Finally MFSA have appointed an International firm of accountants and business advisors, Mazars, to review client files and establish if the Bank of Valletta (BOV) had performed proper due diligence to ensure that investors in the Property Fund were eligible to invest therein.
However, Finco Treasury Management Ltd. (FINCO), the company that has steadfastly represented investors in the Fund, described the methodology announced by the MFSA as ‘vague and incorrect’.
Mr. Bonello, representing the investors said ‘’that it ought to be emphasised that very often BOV Client Fact Finds put together investments held by one spouse only with investments held by the other spouse only, and yet again with investments held jointly with the other spouse, which is not in line with the Experienced Investor definition requirements’

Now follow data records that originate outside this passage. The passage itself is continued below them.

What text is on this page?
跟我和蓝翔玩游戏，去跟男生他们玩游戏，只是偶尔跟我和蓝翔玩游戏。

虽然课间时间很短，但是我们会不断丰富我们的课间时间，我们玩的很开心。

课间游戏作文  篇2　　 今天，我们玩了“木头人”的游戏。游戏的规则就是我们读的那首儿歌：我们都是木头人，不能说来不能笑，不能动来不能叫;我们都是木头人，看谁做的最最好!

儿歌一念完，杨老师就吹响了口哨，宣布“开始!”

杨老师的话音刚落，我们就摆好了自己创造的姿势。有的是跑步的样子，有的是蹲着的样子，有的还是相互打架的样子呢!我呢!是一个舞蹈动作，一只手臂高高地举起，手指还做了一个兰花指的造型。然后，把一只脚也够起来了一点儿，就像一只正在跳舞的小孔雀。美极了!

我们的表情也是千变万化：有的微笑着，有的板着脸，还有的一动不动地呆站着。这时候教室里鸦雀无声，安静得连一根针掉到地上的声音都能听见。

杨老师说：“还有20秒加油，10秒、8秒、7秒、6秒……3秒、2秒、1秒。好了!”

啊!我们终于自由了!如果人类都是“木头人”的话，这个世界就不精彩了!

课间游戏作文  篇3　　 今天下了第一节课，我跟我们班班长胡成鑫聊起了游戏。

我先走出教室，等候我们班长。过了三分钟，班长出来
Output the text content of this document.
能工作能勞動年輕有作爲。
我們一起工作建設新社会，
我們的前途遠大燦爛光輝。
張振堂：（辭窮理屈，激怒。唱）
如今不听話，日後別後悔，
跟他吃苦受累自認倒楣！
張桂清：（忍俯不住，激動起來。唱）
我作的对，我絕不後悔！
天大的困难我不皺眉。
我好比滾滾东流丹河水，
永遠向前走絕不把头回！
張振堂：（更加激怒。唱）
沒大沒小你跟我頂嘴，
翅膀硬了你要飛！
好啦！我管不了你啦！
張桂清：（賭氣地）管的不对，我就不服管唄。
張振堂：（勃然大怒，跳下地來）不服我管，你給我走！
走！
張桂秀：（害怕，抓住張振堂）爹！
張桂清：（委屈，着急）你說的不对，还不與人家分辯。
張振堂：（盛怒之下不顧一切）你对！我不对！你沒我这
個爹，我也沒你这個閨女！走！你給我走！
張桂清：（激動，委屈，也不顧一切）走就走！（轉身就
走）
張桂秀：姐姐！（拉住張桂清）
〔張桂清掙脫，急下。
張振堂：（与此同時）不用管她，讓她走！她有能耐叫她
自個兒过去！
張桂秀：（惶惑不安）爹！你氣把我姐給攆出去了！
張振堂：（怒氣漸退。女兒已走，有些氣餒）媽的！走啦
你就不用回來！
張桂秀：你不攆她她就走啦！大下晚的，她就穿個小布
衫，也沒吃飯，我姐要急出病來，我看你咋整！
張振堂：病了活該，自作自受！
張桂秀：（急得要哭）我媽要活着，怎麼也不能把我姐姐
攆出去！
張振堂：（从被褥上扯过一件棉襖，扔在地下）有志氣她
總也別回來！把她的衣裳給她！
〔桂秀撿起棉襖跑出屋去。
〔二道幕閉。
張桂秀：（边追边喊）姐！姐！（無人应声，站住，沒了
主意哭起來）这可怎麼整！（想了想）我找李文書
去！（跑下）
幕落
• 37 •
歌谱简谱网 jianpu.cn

Mazars will be reviewing BOV client files and client fact finds but Finco insist that “such Fact Finds merely show the market value of all investments held as at the date of the Fact Find. Value of investments as of the date of the Client Fact Find is altogether different from the value of eligible investment transactions carried out in the previous five years.”
After such a lengthy wait, it is hoped that the correct terms of reference are put in place to ensure a just and fair exercise that will lead to due compensation to the investors. Finco have expressed their concern that as a result of the wrong methodology, many investors may be denied their due compensation even though a correct method of calculating eligible investment transactions would yield below US$50,000.
It appears from Finco’s Press Release that Finco had already relayed their concerns to MFSA back in June and yet the MFSA have chosen to ignore these representations again in MFSA’s Media Release of the 4th September. MFSA should not attempt to abuse their statutory immunity from legal action, especially since this does not apply in circumstances of bad faith.
It is very unfortunate to even contemplate that a public authority entrusted with the protection of investors and one that should set the standards in corporate governance should harbour bad faith. The continued lack of reply to the accusations of Evarist Bartolo that the MFSA’s Chairman and Director General are betraying the mission of MFSA by allowing misleading Prospectuses in place increases the public’s distrust in the same Chairman and Director General and the increased conviction that such accusations are indeed founded.
The difference between perseverance and obstinacy is that one comes from a strong will, and the other from a strong won't. The campaign carried out in favour of investors is a strong desire to obtain justice for the many that had trusted the bank with their savings. It should not be marred by an obstinate no, to try and justify the Bank’s stand throughout this saga.